In a world ruled by uncertainty, where tariffs, trade wars, and conflict seem to be the order of the day, it's difficult for investors to know where to turn. With the Federal Reserve hitherto holding rates steady between 4.25% and 4.5%, risk assets have been less attractive compared to the guaranteed returns of cash savings and bonds. Despite this, however, the S&P 500 and Nasdaq 100 continue to hit new all-time highs and are each up an average of 5% YTD, standing at 6,124 and 22,118, respectively. The tempo may well have slowed, but it still looks like there's some go in the bull market yet.
However, with gold's recent rise, sticky inflation, and creeping T-note yields, the longer-term future of equities and other risk-on instruments is rather precarious. Much will be decided by central bank policy, as well as the number and extent of any rate cuts to come. The Fed, however, will naturally be led by the macroeconomic data primarily and the wider context of a range of political and other factors on the ground. In this piece, we'll explore some of these as we consider where stocks could be headed in 2025.
Under pressure
We may well have recovered from the double-digit inflation of 2022 ‒ not least because of the strong hawkish approach by the Fed and other regulators ‒ but price pressure is still stubbornly above target. In fact, last Wednesday's (12/02) US Labour Department report showed that the consumer price index actually increased 3% year over year in January, up from 2.9% the previous month and rising steadily since the 3.5-year low of 2.4% in September. This led the Fed to hold interest rates steady at 4.3% following their 28-29 January meeting, with the regulator's officials stating that "they would want to see further progress on inflation before making" any further cuts.
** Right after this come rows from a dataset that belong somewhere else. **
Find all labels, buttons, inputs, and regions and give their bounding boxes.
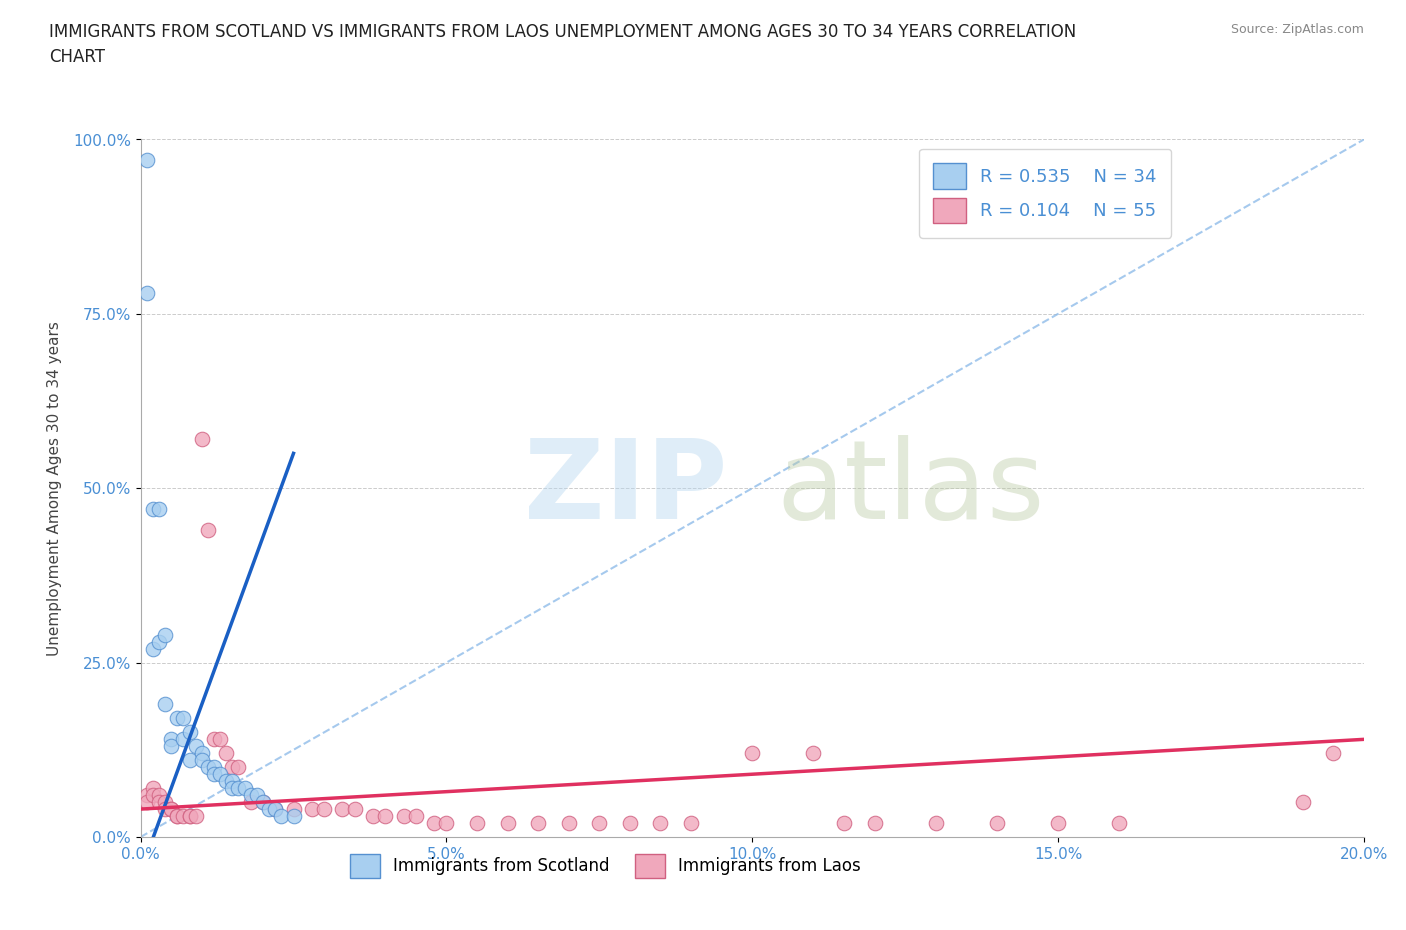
Point	[153, 794, 176, 809]
Point	[172, 711, 194, 725]
Point	[1322, 746, 1344, 761]
Point	[142, 502, 165, 517]
Point	[228, 781, 250, 796]
Point	[179, 809, 201, 824]
Point	[221, 760, 243, 775]
Point	[179, 753, 201, 768]
Text: IMMIGRANTS FROM SCOTLAND VS IMMIGRANTS FROM LAOS UNEMPLOYMENT AMONG AGES 30 TO 3: IMMIGRANTS FROM SCOTLAND VS IMMIGRANTS F…	[49, 23, 1077, 66]
Point	[283, 809, 305, 824]
Point	[160, 802, 183, 817]
Point	[588, 816, 610, 830]
Point	[172, 809, 194, 824]
Point	[221, 774, 243, 789]
Point	[184, 809, 207, 824]
Point	[239, 794, 262, 809]
Point	[148, 788, 170, 803]
Point	[257, 802, 280, 817]
Point	[209, 766, 232, 781]
Point	[153, 628, 176, 643]
Text: atlas: atlas	[776, 434, 1045, 542]
Point	[283, 802, 305, 817]
Point	[153, 698, 176, 712]
Point	[148, 502, 170, 517]
Point	[332, 802, 354, 817]
Point	[215, 746, 238, 761]
Point	[215, 774, 238, 789]
Point	[202, 732, 225, 747]
Point	[246, 788, 269, 803]
Point	[228, 760, 250, 775]
Point	[142, 788, 165, 803]
Point	[197, 523, 219, 538]
Point	[681, 816, 703, 830]
Text: ZIP: ZIP	[524, 434, 728, 542]
Point	[312, 802, 335, 817]
Point	[496, 816, 519, 830]
Point	[392, 809, 415, 824]
Point	[650, 816, 672, 830]
Point	[160, 802, 183, 817]
Point	[172, 732, 194, 747]
Point	[925, 816, 948, 830]
Point	[436, 816, 458, 830]
Point	[343, 802, 366, 817]
Point	[191, 753, 214, 768]
Legend: Immigrants from Scotland, Immigrants from Laos: Immigrants from Scotland, Immigrants fro…	[343, 847, 868, 884]
Point	[1291, 794, 1313, 809]
Point	[166, 711, 188, 725]
Point	[191, 746, 214, 761]
Point	[405, 809, 427, 824]
Point	[166, 809, 188, 824]
Point	[184, 738, 207, 753]
Point	[803, 746, 825, 761]
Point	[179, 725, 201, 740]
Point	[153, 802, 176, 817]
Point	[135, 153, 157, 168]
Point	[148, 794, 170, 809]
Point	[148, 634, 170, 649]
Point	[135, 286, 157, 300]
Point	[832, 816, 855, 830]
Text: Source: ZipAtlas.com: Source: ZipAtlas.com	[1230, 23, 1364, 36]
Point	[179, 809, 201, 824]
Point	[527, 816, 550, 830]
Point	[166, 809, 188, 824]
Point	[986, 816, 1008, 830]
Point	[252, 794, 274, 809]
Point	[197, 760, 219, 775]
Point	[619, 816, 641, 830]
Point	[1046, 816, 1070, 830]
Point	[465, 816, 488, 830]
Point	[361, 809, 384, 824]
Point	[252, 794, 274, 809]
Point	[142, 781, 165, 796]
Point	[135, 794, 157, 809]
Point	[191, 432, 214, 447]
Point	[209, 732, 232, 747]
Point	[160, 732, 183, 747]
Point	[270, 809, 292, 824]
Point	[202, 766, 225, 781]
Point	[160, 738, 183, 753]
Point	[558, 816, 581, 830]
Point	[1108, 816, 1130, 830]
Point	[741, 746, 763, 761]
Point	[142, 642, 165, 657]
Point	[239, 788, 262, 803]
Point	[264, 802, 287, 817]
Y-axis label: Unemployment Among Ages 30 to 34 years: Unemployment Among Ages 30 to 34 years	[46, 321, 62, 656]
Point	[423, 816, 446, 830]
Point	[135, 788, 157, 803]
Point	[264, 802, 287, 817]
Point	[233, 781, 256, 796]
Point	[863, 816, 886, 830]
Point	[202, 760, 225, 775]
Point	[374, 809, 396, 824]
Point	[301, 802, 323, 817]
Point	[221, 781, 243, 796]
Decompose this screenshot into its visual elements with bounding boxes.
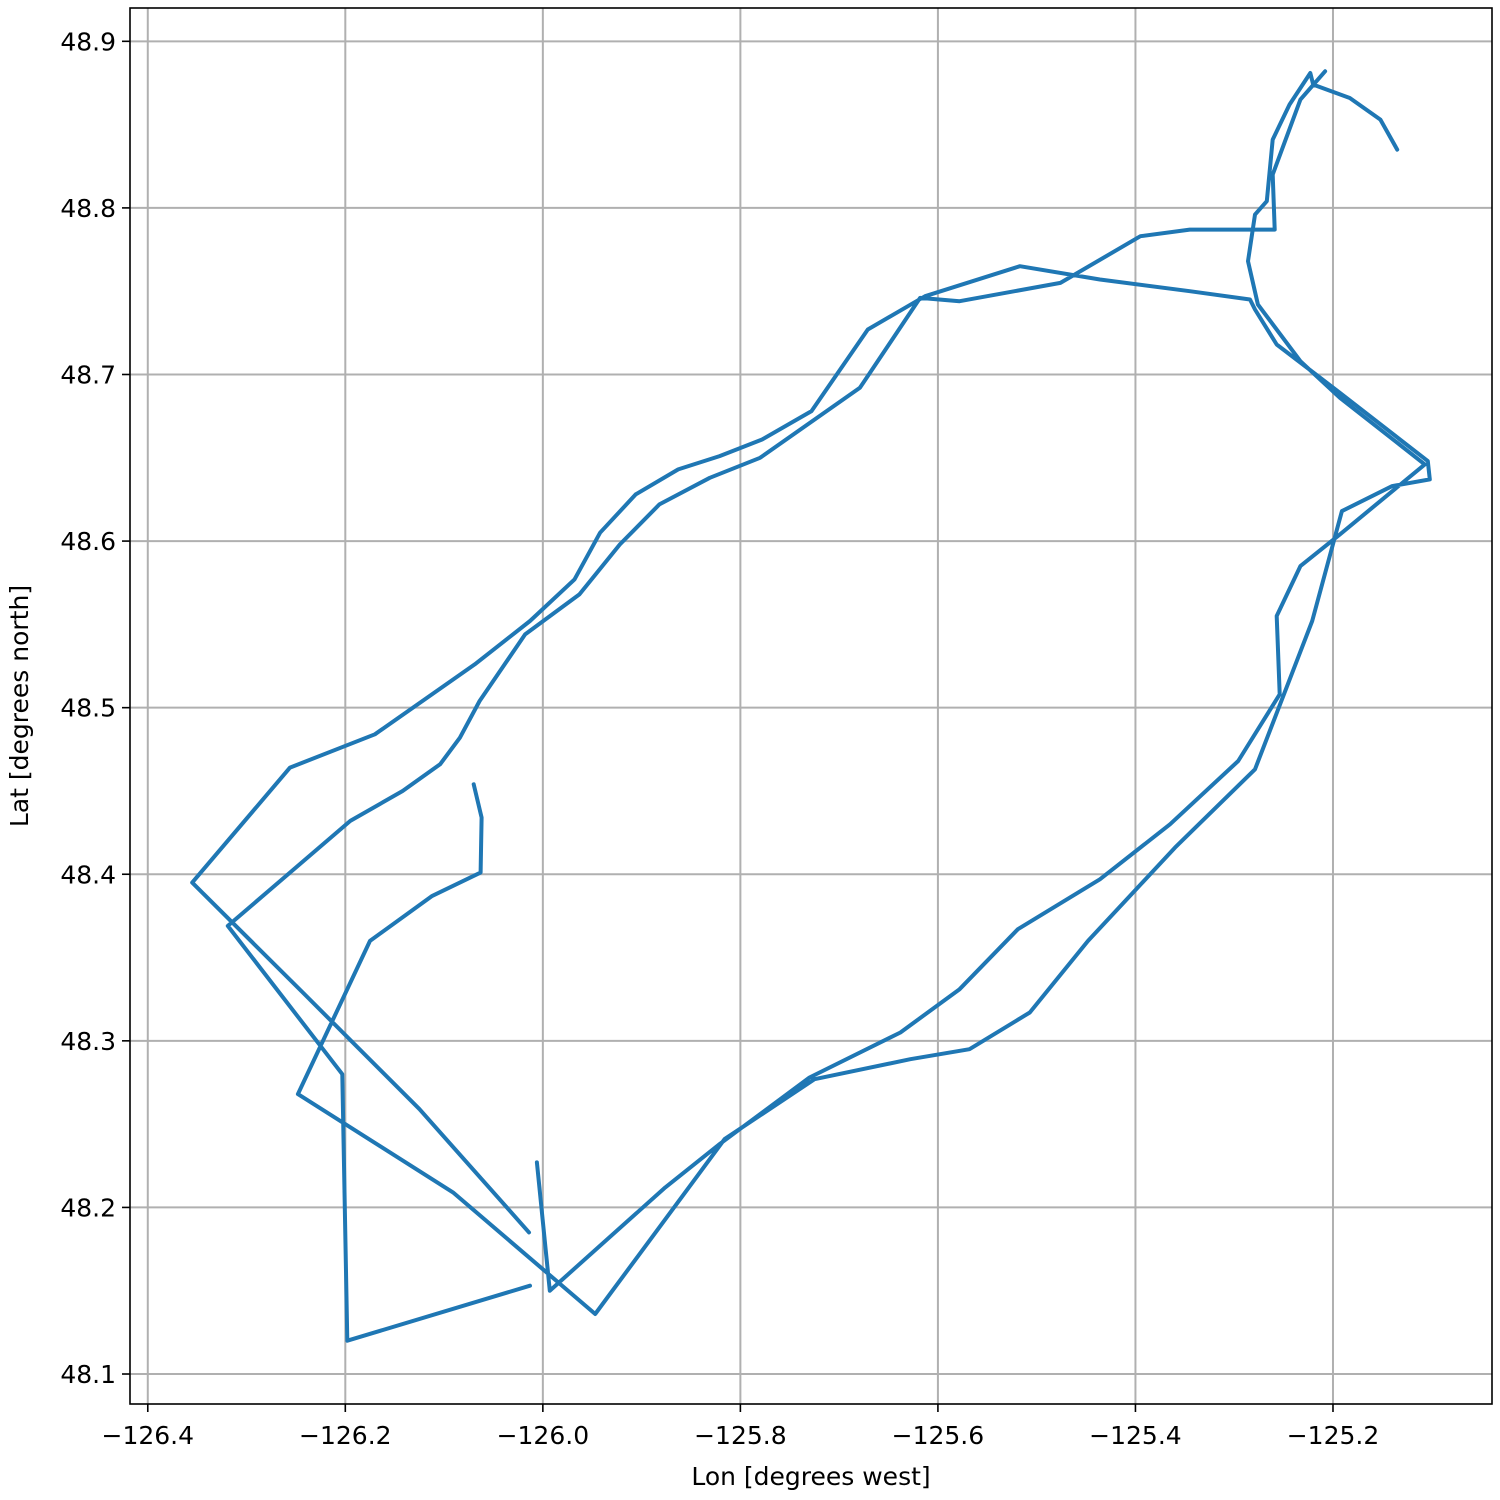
- y-tick-label: 48.6: [60, 527, 116, 556]
- y-tick-label: 48.9: [60, 27, 116, 56]
- x-tick-label: −126.2: [299, 1421, 392, 1450]
- y-tick-label: 48.3: [60, 1027, 116, 1056]
- x-tick-label: −126.0: [497, 1421, 590, 1450]
- x-axis-label: Lon [degrees west]: [691, 1462, 930, 1491]
- x-tick-label: −125.2: [1287, 1421, 1380, 1450]
- x-tick-label: −125.8: [694, 1421, 787, 1450]
- x-tick-label: −126.4: [102, 1421, 195, 1450]
- x-tick-label: −125.4: [1089, 1421, 1182, 1450]
- y-tick-label: 48.2: [60, 1193, 116, 1222]
- y-axis-label: Lat [degrees north]: [5, 585, 34, 827]
- track-line: [190, 69, 1432, 1343]
- y-tick-label: 48.5: [60, 694, 116, 723]
- plot-frame: [129, 7, 1493, 1405]
- y-tick-label: 48.4: [60, 860, 116, 889]
- y-tick-label: 48.8: [60, 194, 116, 223]
- y-tick-label: 48.7: [60, 360, 116, 389]
- x-tick-label: −125.6: [892, 1421, 985, 1450]
- y-tick-label: 48.1: [60, 1360, 116, 1389]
It has been suggested that Donald Trump's latest 25% tariffs on a raft of Chinese goods, including steel and aluminium, will only make inflation worse in the short term. In light of the above and the 0.2% increase in the Producer's Price Index, Federal Reserve Bank of Atlanta President Raphael Bostic said that the "bumpiness" in inflation is not "super surprising", which seems to suggest a 'wait-and-see' approach from the Fed. This is not the best news for stocks, but the consensus is that the regulator will at least refrain from hiking interest rates, which should give equities the chance to make organic progress over the next quarter.
Time will tell
Much like last year, the world remains in highly uncertain times. In addition to the geopolitical conflict that restricts the flow of cheap energy resources and hinders supply chains, there is now a raging trade war between the world's two biggest economies for global industry to contend with. Earlier this month, Trump announced 25% tariffs on a range of Chinese mechanical goods and raw materials, including steel and aluminium. The CCP responded with 10% and 15% tariffs on US coal and LNG. The upshot of both these measures can only be higher production costs for manufacturers in both countries, which will, in turn, affect the bottom line and presumably stock prices of major companies in the US and China.
It is likely, then, that the already rising Treasury note yields will continue to climb as the Fed is forced to sideline its scissors to keep inflation under control. The 10-year Treasury yield gained 8 bps to 4.556% so far this week, while the 2-year Treasury yield advanced more than 4 bps to 4.308%. This comes as CME Group data predicted only one or two quarter-point rate cuts by the end of 2025, while markets are pricing in a near 98% chance of no rate cuts at the Fed's next meeting in March. As rates and, therefore, bond yields remain high, demand for stocks could be subdued in favour of certain fixed returns. However, everything will depend on corporate earnings and the results of the unfolding trade war.